表8:CLTA4ゲノムオフターゲットインデル配列。sgRNA無しのCas9(「sgRNA無し」)、CLTA4 v1.0 sgRNA有りのCas9、またはCLTA4 v2.1 sgRNA有りのCas9によって処置したHEK293T細胞からの、オンターゲットゲノム配列(CLTA4−0−1)および各改変されたオフターゲット部位について増幅およびシーケンシングされたDNAによる、処置した細胞からの挿入および欠失含有配列。「ref」は各部位のヒトゲノム参照配列を言い、改変された部位は下で列挙されている。オンターゲットゲノム配列に相対的な変異は小文字で示されている。挿入および欠失は、それぞれ下線付きの太字またはダッシュで示されている。改変のパーセンテージが、対照(sgRNA無し)と比較して改変された配列の統計的にかなりの濃縮を示す条件(v1.0 sgRNAまたはv2.1 sgRNA)について示されている。

表9:本研究に用いられたオリゴヌクレオチド。全てのオリゴヌクレオチドはIntegrated DNA Technologiesから購入した。星印(*)は、直前のヌクレオチドが、直前のヌクレオチドに対応するホスホロアミダイトの79mol%と他の3つの標準的なホスホロアミダイトのそれぞれの4mol%とからなるホスホロアミダイトのハンドミックスとして組み込まれたということを示している。「/5Phos/」は、合成中に取り付けられた5’リン酸基を表示している。

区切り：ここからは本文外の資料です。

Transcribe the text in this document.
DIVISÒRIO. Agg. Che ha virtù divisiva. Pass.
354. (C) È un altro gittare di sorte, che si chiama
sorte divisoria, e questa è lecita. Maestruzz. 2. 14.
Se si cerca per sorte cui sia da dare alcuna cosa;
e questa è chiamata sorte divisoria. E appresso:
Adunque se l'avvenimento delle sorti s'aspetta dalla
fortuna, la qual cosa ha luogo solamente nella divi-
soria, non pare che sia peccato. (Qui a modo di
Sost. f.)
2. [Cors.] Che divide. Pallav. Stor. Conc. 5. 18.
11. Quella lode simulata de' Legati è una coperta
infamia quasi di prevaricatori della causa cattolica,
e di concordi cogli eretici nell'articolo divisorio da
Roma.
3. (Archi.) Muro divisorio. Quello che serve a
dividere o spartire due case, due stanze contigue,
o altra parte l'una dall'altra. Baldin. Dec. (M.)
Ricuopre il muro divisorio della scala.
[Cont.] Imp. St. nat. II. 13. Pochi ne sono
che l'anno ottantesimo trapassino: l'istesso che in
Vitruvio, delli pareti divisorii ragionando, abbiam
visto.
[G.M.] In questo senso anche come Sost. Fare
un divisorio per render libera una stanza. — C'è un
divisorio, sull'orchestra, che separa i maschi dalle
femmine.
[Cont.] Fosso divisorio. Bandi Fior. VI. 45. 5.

本明細書に挙げられた全ての刊行物、特許、および配列データベースエントリー(上に列挙されたアイテムを包含する)は、各個体の刊行物または特許が参照によって組み込まれるのを具体的に個体的に示された場合と同じく、それらの全体が参照によってここに組み込まれる。相反のケースでは、本願(本明細書のいずれかの定義を包含する)がコントロールする。